Extensive information in our daily life continually competes with human cognitive resources (e.g., attention and workload). It requires us to decide which information is essential and which should be filtered. A growing body of research has indicated that information overload has caused difficulties in understanding issues, making decisions, and likely leading us to ignore important messages. Simultaneously, such extensive information could contain collective intelligence contributed by thousands of users, which is a valuable resource to understand users' perceptions and behaviors at a massive scale.

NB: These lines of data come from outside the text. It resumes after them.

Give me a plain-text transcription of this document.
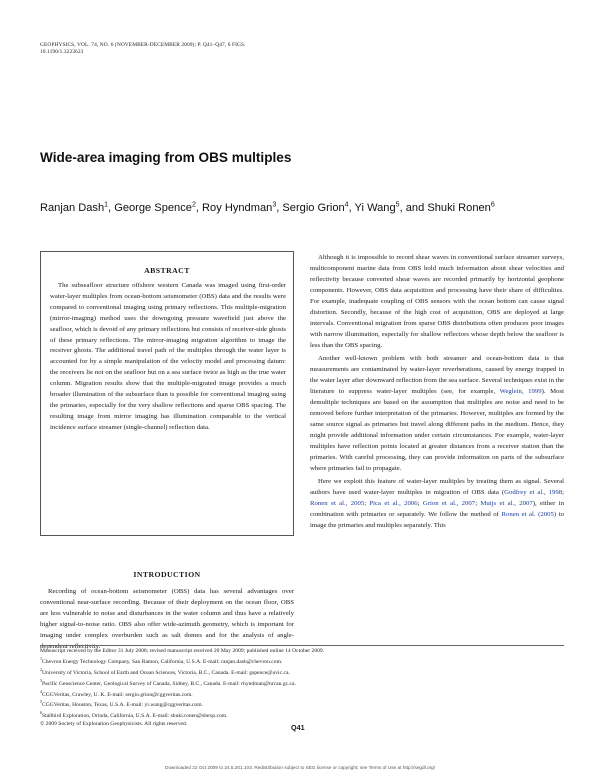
GEOPHYSICS, VOL. 74, NO. 6 (NOVEMBER-DECEMBER 2009); P. Q41–Q47, 6 FIGS.
10.1190/1.3223623
Wide-area imaging from OBS multiples
Ranjan Dash$^1$, George Spence$^2$, Roy Hyndman$^3$, Sergio Grion$^4$, Yi Wang$^5$, and Shuki Ronen$^6$
ABSTRACT

The subseafloor structure offshore western Canada was imaged using first-order water-layer multiples from ocean-bottom seismometer (OBS) data and the results were compared to conventional imaging using primary reflections. This multiple-migration (mirror-imaging) method uses the downgoing pressure wavefield just above the seafloor, which is devoid of any primary reflections but consists of receiver-side ghosts of these primary reflections. The mirror-imaging migration algorithm to image the receiver ghosts. The additional travel path of the multiples through the water layer is accounted for by a simple manipulation of the velocity model and processing datum: the receivers lie not on the seafloor but on a sea surface twice as high as the true water column. Migration results show that the multiple-migrated image provides a much broader illumination of the subsurface than is possible for conventional imaging using the primaries, especially for the very shallow reflections and sparse OBS spacing. The resulting image from mirror imaging has illumination comparable to the vertical incidence surface streamer (single-channel) reflection data.

INTRODUCTION

Recording of ocean-bottom seismometer (OBS) data has several advantages over conventional near-surface recording. Because of their deployment on the ocean floor, OBS are less vulnerable to noise and disturbances in the water column and thus have a relatively higher signal-to-noise ratio. OBS also offer wide-azimuth geometry, which is important for imaging under complex overburden such as salt domes and for the analysis of angle-dependent reflectivity.

Although it is impossible to record shear waves in conventional surface streamer surveys, multicomponent marine data from OBS hold much information about shear velocities and reflectivity because converted shear waves are recorded primarily by horizontal geophone components. However, OBS data acquisition and processing have their share of difficulties. For example, inadequate coupling of OBS sensors with the ocean bottom can cause signal distortion. Secondly, because of the high cost of acquisition, OBS are deployed at large intervals. Conventional migration from sparse OBS distributions often produces poor images with narrow illumination, especially for shallow reflectors whose depth below the seafloor is less than the OBS spacing.

Another well-known problem with both streamer and ocean-bottom data is that measurements are contaminated by water-layer reverberations, caused by energy trapped in the water layer after downward reflection from the sea surface. Several techniques exist in the literature to suppress water-layer multiples (see, for example, Weglein, 1999). Most demultiple techniques are based on the assumption that multiples are noise and need to be removed before further interpretation of the primaries. However, multiples are formed by the same source signal as primaries but travel along different paths in the medium. Hence, they might provide additional information under certain circumstances. For example, water-layer multiples have reflection points located at greater distances from a receiver station than the primaries. With careful processing, they can provide information on parts of the subsurface where primaries fail to propagate.

Here we exploit this feature of water-layer multiples by treating them as signal. Several authors have used water-layer multiples in migration of OBS data (Godfrey et al., 1998; Ronen et al., 2005; Pica et al., 2006; Grion et al., 2007; Muijs et al., 2007), either in combination with primaries or separately. We follow the method of Ronen et al. (2005) to image the primaries and multiples separately. This

Manuscript received by the Editor 31 July 2008; revised manuscript received 20 May 2009; published online 14 October 2009.
$^1$Chevron Energy Technology Company, San Ramon, California, U.S.A. E-mail: ranjan.dash@chevron.com.
$^2$University of Victoria, School of Earth and Ocean Sciences, Victoria, B.C., Canada. E-mail: gspence@uvic.ca.
$^3$Pacific Geoscience Center, Geological Survey of Canada, Sidney, B.C., Canada. E-mail: rhyndman@nrcan.gc.ca.
$^4$CGGVeritas, Crawley, U. K. E-mail: sergio.grion@cggveritas.com.
$^5$CGGVeritas, Houston, Texas, U.S.A. E-mail: yi.wang@cggveritas.com.
$^6$Stallbird Exploration, Orinda, California, U.S.A. E-mail: shuki.ronen@sbexp.com.
© 2009 Society of Exploration Geophysicists. All rights reserved.	Q41
Downloaded 22 Oct 2009 to 24.5.201.103. Redistribution subject to SEG license or copyright; see Terms of Use at http://segdl.org/
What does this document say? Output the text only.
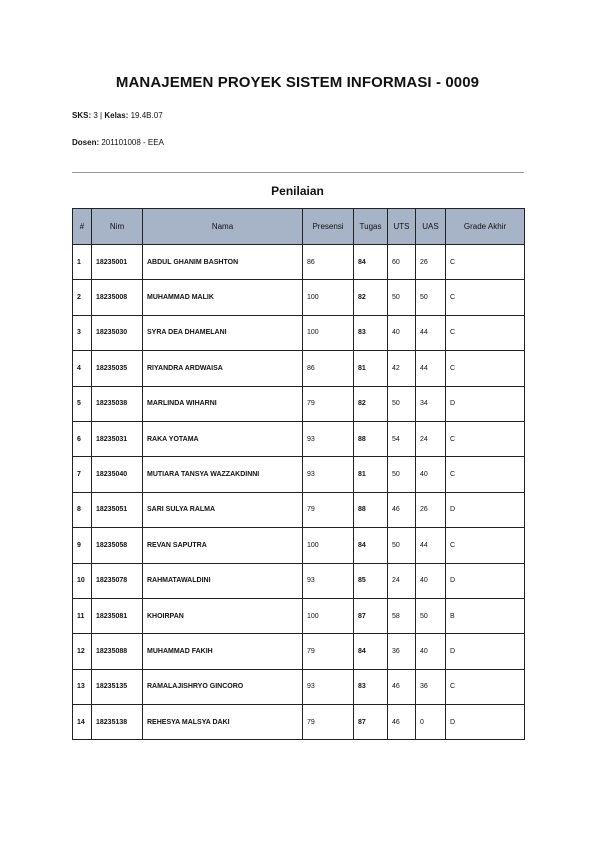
MANAJEMEN PROYEK SISTEM INFORMASI - 0009
SKS: 3 | Kelas: 19.4B.07
Dosen: 201101008 - EEA
Penilaian
#	Nim	Nama	Presensi	Tugas	UTS	UAS	Grade Akhir
1	18235001	ABDUL GHANIM BASHTON	86	84	60	26	C
2	18235008	MUHAMMAD MALIK	100	82	50	50	C
3	18235030	SYRA DEA DHAMELANI	100	83	40	44	C
4	18235035	RIYANDRA ARDWAISA	86	81	42	44	C
5	18235038	MARLINDA WIHARNI	79	82	50	34	D
6	18235031	RAKA YOTAMA	93	88	54	24	C
7	18235040	MUTIARA TANSYA WAZZAKDINNI	93	81	50	40	C
8	18235051	SARI SULYA RALMA	79	88	46	26	D
9	18235058	REVAN SAPUTRA	100	84	50	44	C
10	18235078	RAHMATAWALDINI	93	85	24	40	D
11	18235081	KHOIRPAN	100	87	58	50	B
12	18235088	MUHAMMAD FAKIH	79	84	36	40	D
13	18235135	RAMALAJISHRYO GINCORO	93	83	46	36	C
14	18235138	REHESYA MALSYA DAKI	79	87	46	0	D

In this talk, I will present a series of works in two research threads that 1) addressed cognitive resource allocation using brain-sensing techniques, and 2) utilized the collective knowledge scattered within massive information using visualization and machine learning from a human-centered perspective. The first thread results generated neural-based design implications to precisely designate users' mental resources tailored to contexts. For the second thread, I will introduce the crowdsourcing projects that I built visualization interfaces using large-scale data to shape users' behavior and reveal design insights. Finally, I will share the directions for my future research extending from these studies.

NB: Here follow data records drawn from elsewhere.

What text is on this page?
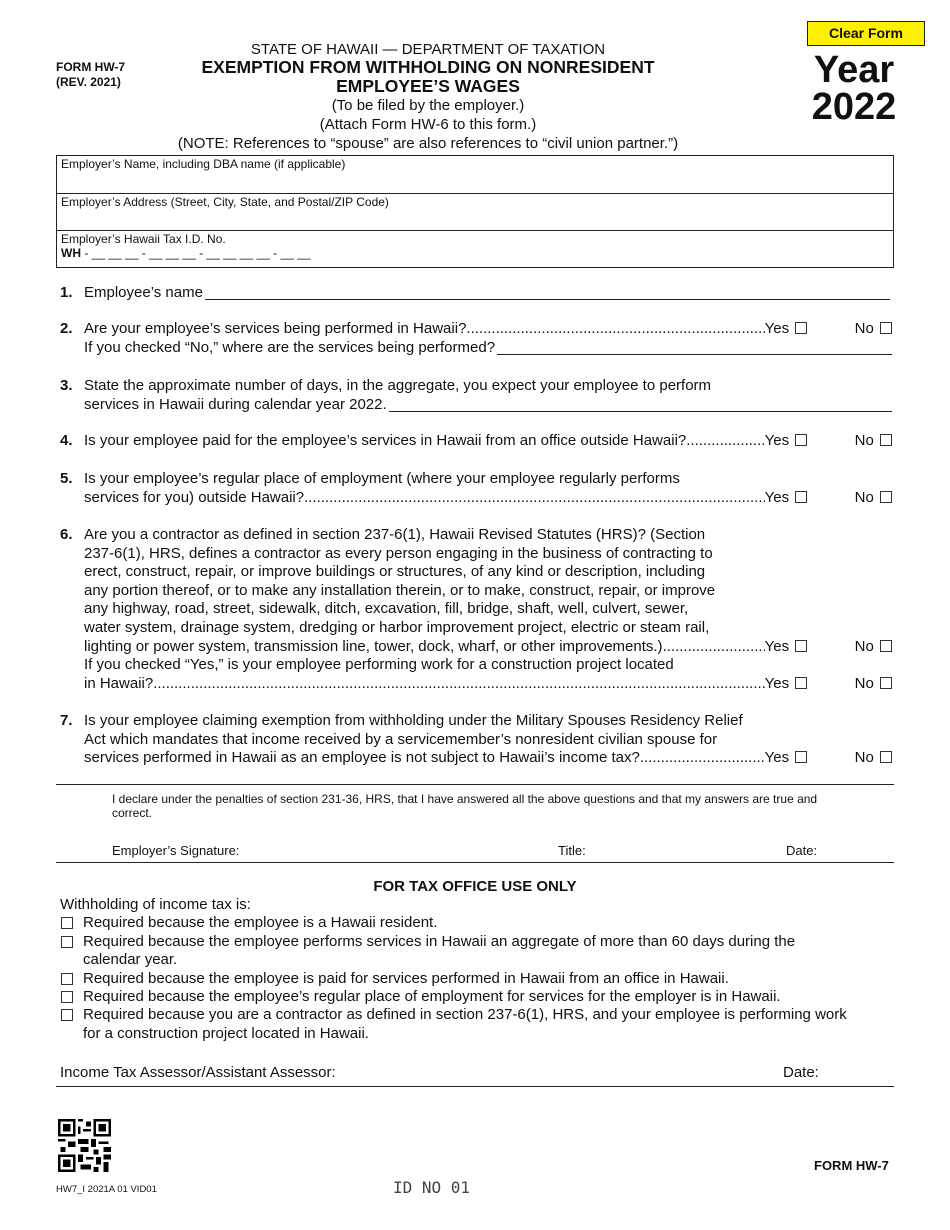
FORM HW-7
(REV. 2021)
STATE OF HAWAII — DEPARTMENT OF TAXATION
EXEMPTION FROM WITHHOLDING ON NONRESIDENT
EMPLOYEE’S WAGES
(To be filed by the employer.)
(Attach Form HW-6 to this form.)
(NOTE: References to “spouse” are also references to “civil union partner.”)
Clear Form
Year
2022
Employer’s Name, including DBA name (if applicable)
Employer’s Address (Street, City, State, and Postal/ZIP Code)
Employer’s Hawaii Tax I.D. No.
WH - __ __ __ - __ __ __ - __ __ __ __ - __ __
1. Employee’s name
2. Are your employee’s services being performed in Hawaii? .....	Yes	No
If you checked “No,” where are the services being performed?
3. State the approximate number of days, in the aggregate, you expect your employee to perform
services in Hawaii during calendar year 2022.
4. Is your employee paid for the employee’s services in Hawaii from an office outside Hawaii? .....	Yes	No
5. Is your employee’s regular place of employment (where your employee regularly performs
services for you) outside Hawaii? .....	Yes	No
6. Are you a contractor as defined in section 237-6(1), Hawaii Revised Statutes (HRS)? (Section
237-6(1), HRS, defines a contractor as every person engaging in the business of contracting to
erect, construct, repair, or improve buildings or structures, of any kind or description, including
any portion thereof, or to make any installation therein, or to make, construct, repair, or improve
any highway, road, street, sidewalk, ditch, excavation, fill, bridge, shaft, well, culvert, sewer,
water system, drainage system, dredging or harbor improvement project, electric or steam rail,
lighting or power system, transmission line, tower, dock, wharf, or other improvements.) .....	Yes	No
If you checked “Yes,” is your employee performing work for a construction project located
in Hawaii? .....	Yes	No
7. Is your employee claiming exemption from withholding under the Military Spouses Residency Relief
Act which mandates that income received by a servicemember’s nonresident civilian spouse for
services performed in Hawaii as an employee is not subject to Hawaii’s income tax? .....	Yes	No
I declare under the penalties of section 231-36, HRS, that I have answered all the above questions and that my answers are true and correct.
Employer’s Signature:	Title:	Date:
FOR TAX OFFICE USE ONLY
Withholding of income tax is:
Required because the employee is a Hawaii resident.
Required because the employee performs services in Hawaii an aggregate of more than 60 days during the calendar year.
Required because the employee is paid for services performed in Hawaii from an office in Hawaii.
Required because the employee’s regular place of employment for services for the employer is in Hawaii.
Required because you are a contractor as defined in section 237-6(1), HRS, and your employee is performing work for a construction project located in Hawaii.
Income Tax Assessor/Assistant Assessor:	Date:
HW7_I 2021A 01 VID01	ID NO 01
FORM HW-7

Dr. Fu-Yin Cherng is a postdoctoral researcher who works with Prof. Hao-Chuan Wang in the Department of Computer Science at UC Davis. She received a Ph.D. degree from the Department of Computer Science at National Chiao Tung University (NCTU), Taiwan, in 2019, advised by Prof. Wen-Chieh Lin. From 2016 to 2017, Fu-Yin was a doctoral research assistant for Prof. Pierre Dillenbourg at EPFLin Switzerland. Fu-Yin's general research interest is Human-computer Interaction, focusing on understanding users' cognitive processes with physiological indicators. She has also worked on derived design implications using data science techniques and crowdsourcing. Fu-Yin has published several papers, including two papers with CHI best paper honorable mention award within five years at top-tier conferences and journals with over a hundred citations. As an active researcher, she served as a committee member in MobileHCI'19 and TAICHI'20, and reviewer for ACM CHI, CSCW, IEEE VR, etc.